Envying the Shepherds

Greek Shepherd

14 DAYS 'TIL CHRISTMAS!!

I think we finally have our schedule set up, with leaders and musicians and practices and gatherings on the horizon.

I think today we may finally get our tree set up.  I'm not sure our kids will let it slide another day.

I think this week I might have time to get some gifts together...finally.

I think adding Charge Conference, our main administrative meeting, the week before Christmas is going to add a burden that didn't need to be there...but really "needed" to be there because of scheduling issues.

I think I need to read this quote again from Jeff Monroe.

Friends from Europe were visiting and after a long day we were discussing what to do for dinner.
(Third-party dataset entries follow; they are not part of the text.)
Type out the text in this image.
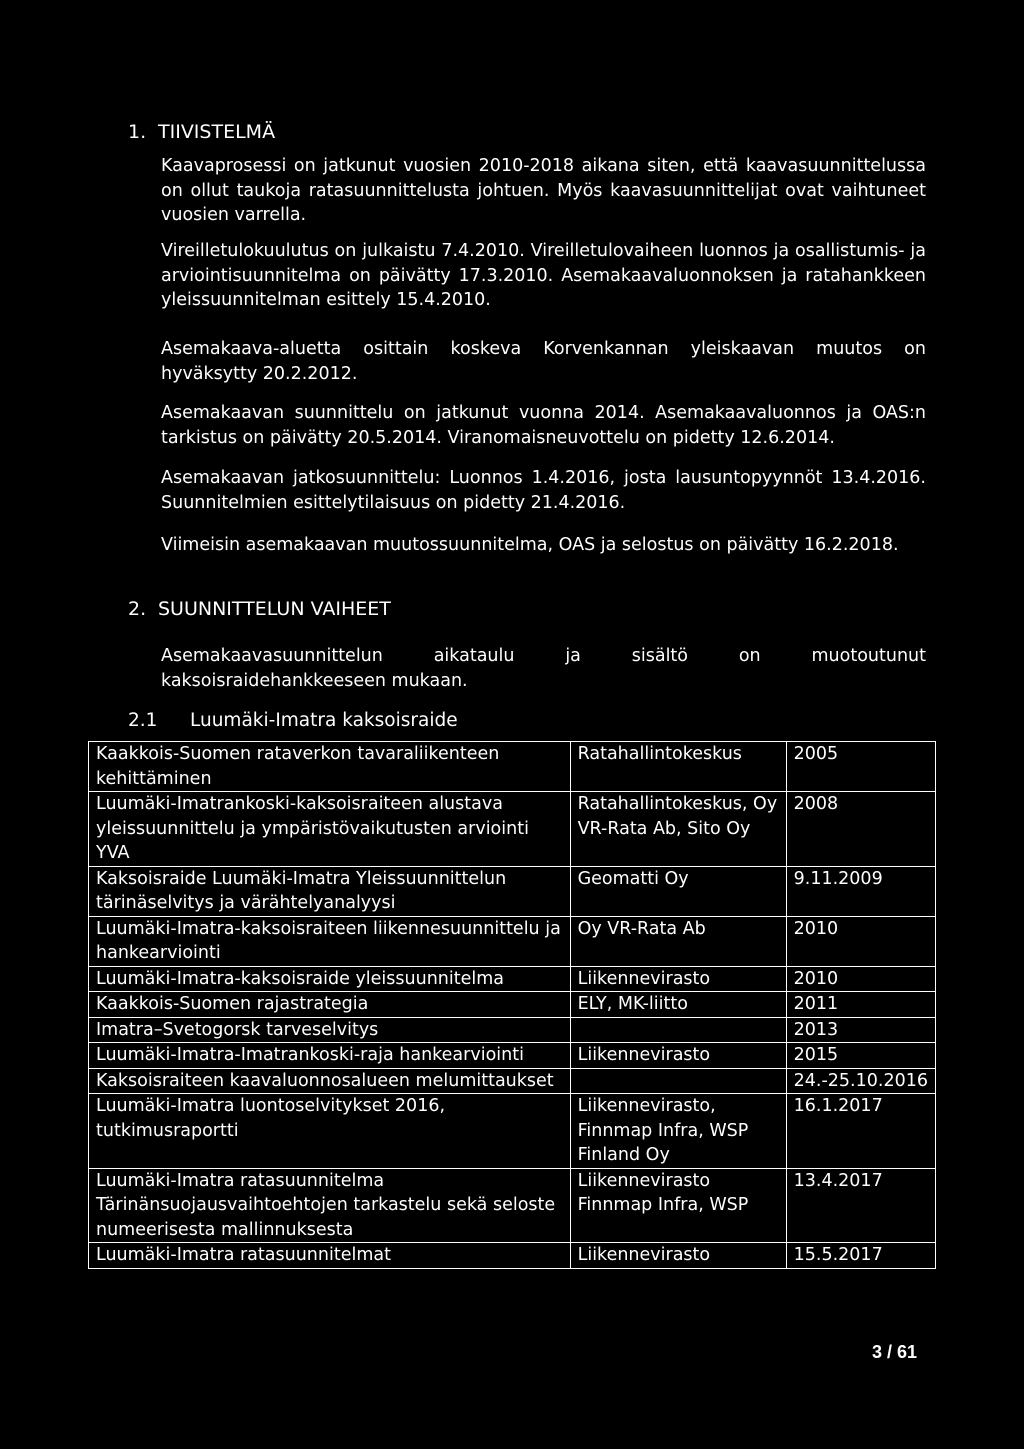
1. TIIVISTELMÄ
Kaavaprosessi on jatkunut vuosien 2010-2018 aikana siten, että kaavasuunnittelussa on ollut taukoja ratasuunnittelusta johtuen. Myös kaavasuunnittelijat ovat vaihtuneet vuosien varrella.
Vireilletulokuulutus on julkaistu 7.4.2010. Vireilletulovaiheen luonnos ja osallistumis- ja arviointisuunnitelma on päivätty 17.3.2010. Asemakaavaluonnoksen ja ratahankkeen yleissuunnitelman esittely 15.4.2010.
Asemakaava-aluetta osittain koskeva Korvenkannan yleiskaavan muutos on hyväksytty 20.2.2012.
Asemakaavan suunnittelu on jatkunut vuonna 2014. Asemakaavaluonnos ja OAS:n tarkistus on päivätty 20.5.2014. Viranomaisneuvottelu on pidetty 12.6.2014.
Asemakaavan jatkosuunnittelu: Luonnos 1.4.2016, josta lausuntopyynnöt 13.4.2016. Suunnitelmien esittelytilaisuus on pidetty 21.4.2016.
Viimeisin asemakaavan muutossuunnitelma, OAS ja selostus on päivätty 16.2.2018.
2. SUUNNITTELUN VAIHEET
Asemakaavasuunnittelun aikataulu ja sisältö on muotoutunut kaksoisraidehankkeeseen mukaan.
2.1 Luumäki-Imatra kaksoisraide
Kaakkois-Suomen rataverkon tavaraliikenteen kehittäminen	Ratahallintokeskus	2005
Luumäki-Imatrankoski-kaksoisraiteen alustava yleissuunnittelu ja ympäristövaikutusten arviointi YVA	Ratahallintokeskus, Oy VR-Rata Ab, Sito Oy	2008
Kaksoisraide Luumäki-Imatra Yleissuunnittelun tärinäselvitys ja värähtelyanalyysi	Geomatti Oy	9.11.2009
Luumäki-Imatra-kaksoisraiteen liikennesuunnittelu ja hankearviointi	Oy VR-Rata Ab	2010
Luumäki-Imatra-kaksoisraide yleissuunnitelma	Liikennevirasto	2010
Kaakkois-Suomen rajastrategia	ELY, MK-liitto	2011
Imatra–Svetogorsk tarveselvitys		2013
Luumäki-Imatra-Imatrankoski-raja hankearviointi	Liikennevirasto	2015
Kaksoisraiteen kaavaluonnosalueen melumittaukset		24.-25.10.2016
Luumäki-Imatra luontoselvitykset 2016, tutkimusraportti	Liikennevirasto, Finnmap Infra, WSP Finland Oy	16.1.2017
Luumäki-Imatra ratasuunnitelma Tärinänsuojausvaihtoehtojen tarkastelu sekä seloste numeerisesta mallinnuksesta	Liikennevirasto Finnmap Infra, WSP	13.4.2017
Luumäki-Imatra ratasuunnitelmat	Liikennevirasto	15.5.2017
3 / 61
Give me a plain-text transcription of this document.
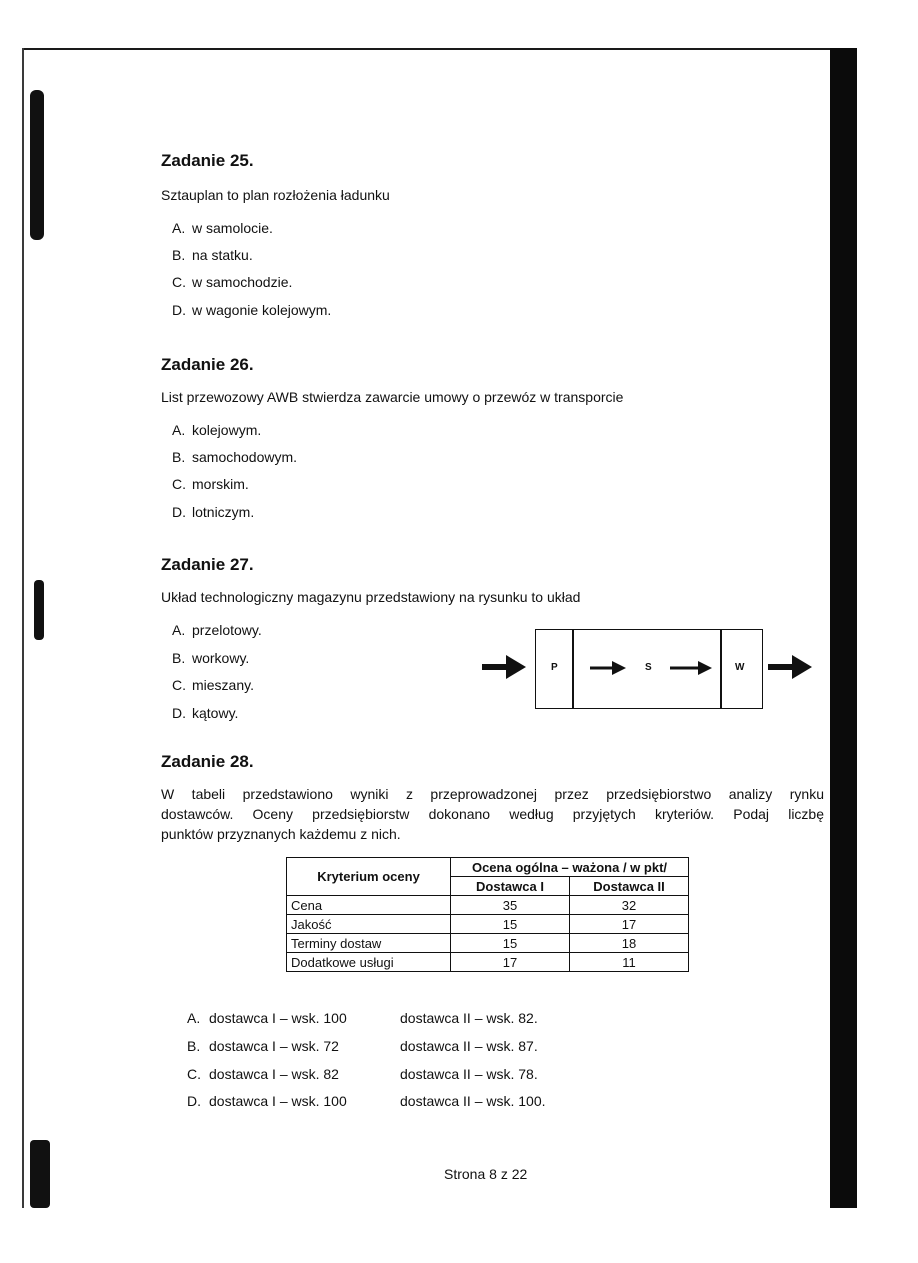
Zadanie 25.
Sztauplan to plan rozłożenia ładunku
A. w samolocie.
B. na statku.
C. w samochodzie.
D. w wagonie kolejowym.
Zadanie 26.
List przewozowy AWB stwierdza zawarcie umowy o przewóz w transporcie
A. kolejowym.
B. samochodowym.
C. morskim.
D. lotniczym.
Zadanie 27.
Układ technologiczny magazynu przedstawiony na rysunku to układ
A. przelotowy.
B. workowy.
C. mieszany.
D. kątowy.
P	S	W
Zadanie 28.
W tabeli przedstawiono wyniki z przeprowadzonej przez przedsiębiorstwo analizy rynku
dostawców. Oceny przedsiębiorstw dokonano według przyjętych kryteriów. Podaj liczbę
punktów przyznanych każdemu z nich.
Kryterium oceny	Ocena ogólna – ważona / w pkt/	
	Dostawca I	Dostawca II
Cena	35	32
Jakość	15	17
Terminy dostaw	15	18
Dodatkowe usługi	17	11
A. dostawca I – wsk. 100	dostawca II – wsk. 82.
B. dostawca I – wsk. 72	dostawca II – wsk. 87.
C. dostawca I – wsk. 82	dostawca II – wsk. 78.
D. dostawca I – wsk. 100	dostawca II – wsk. 100.
Strona 8 z 22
Sergio, whose family is from the Mediterranean island of Sardinia, said, “My father was a shepherd. Like him, I am a simple man. If I have some bread, a piece of cheese and a glass of wine I’ll be happy.”

My father was a shepherd! Have you ever heard someone say that? How many shepherds or shepherds’ sons do you know?

Later that night, a smiling Sergio had his bread, cheese and wine. And I learned a lesson about joy. There is a relationship between joy and simplicity. The more we have, the more cluttered our lives become, the more difficult it is to find that elusive combination of delight, satisfaction and well-being known as joy.

Here’s my life too often: I have 300 channels on my television and am bored that there’s nothing on. I have hundreds of Facebook friends but precious few people I really share my life with. There are multiple cell phones, land lines, televisions, PCs, laptops and an iPad in my house, yet I feel increasingly out of touch. And Christmas? Well, Christmas can become a seemingly endless must-do list of tasks that have little relationship to joy. Amid the often unfulfilling complexity of modern life, I am reminded of the elegant simplicity of figures like the shepherds in Luke 2, who cannot contain their joy after what they’ve seen in Bethlehem. I envy them.

Yes, there are times in my own life that I envy the Shepherds.  Even as I pastor, or shepherd, a people I can seem so far removed from the hands-on journeying and guiding that seems so basic to the role.  Too much to do.  Too much to think.  Too many places to go.

And this Christmas season doesn't seem to help.

And so, for today, I'll envy our Shepherds.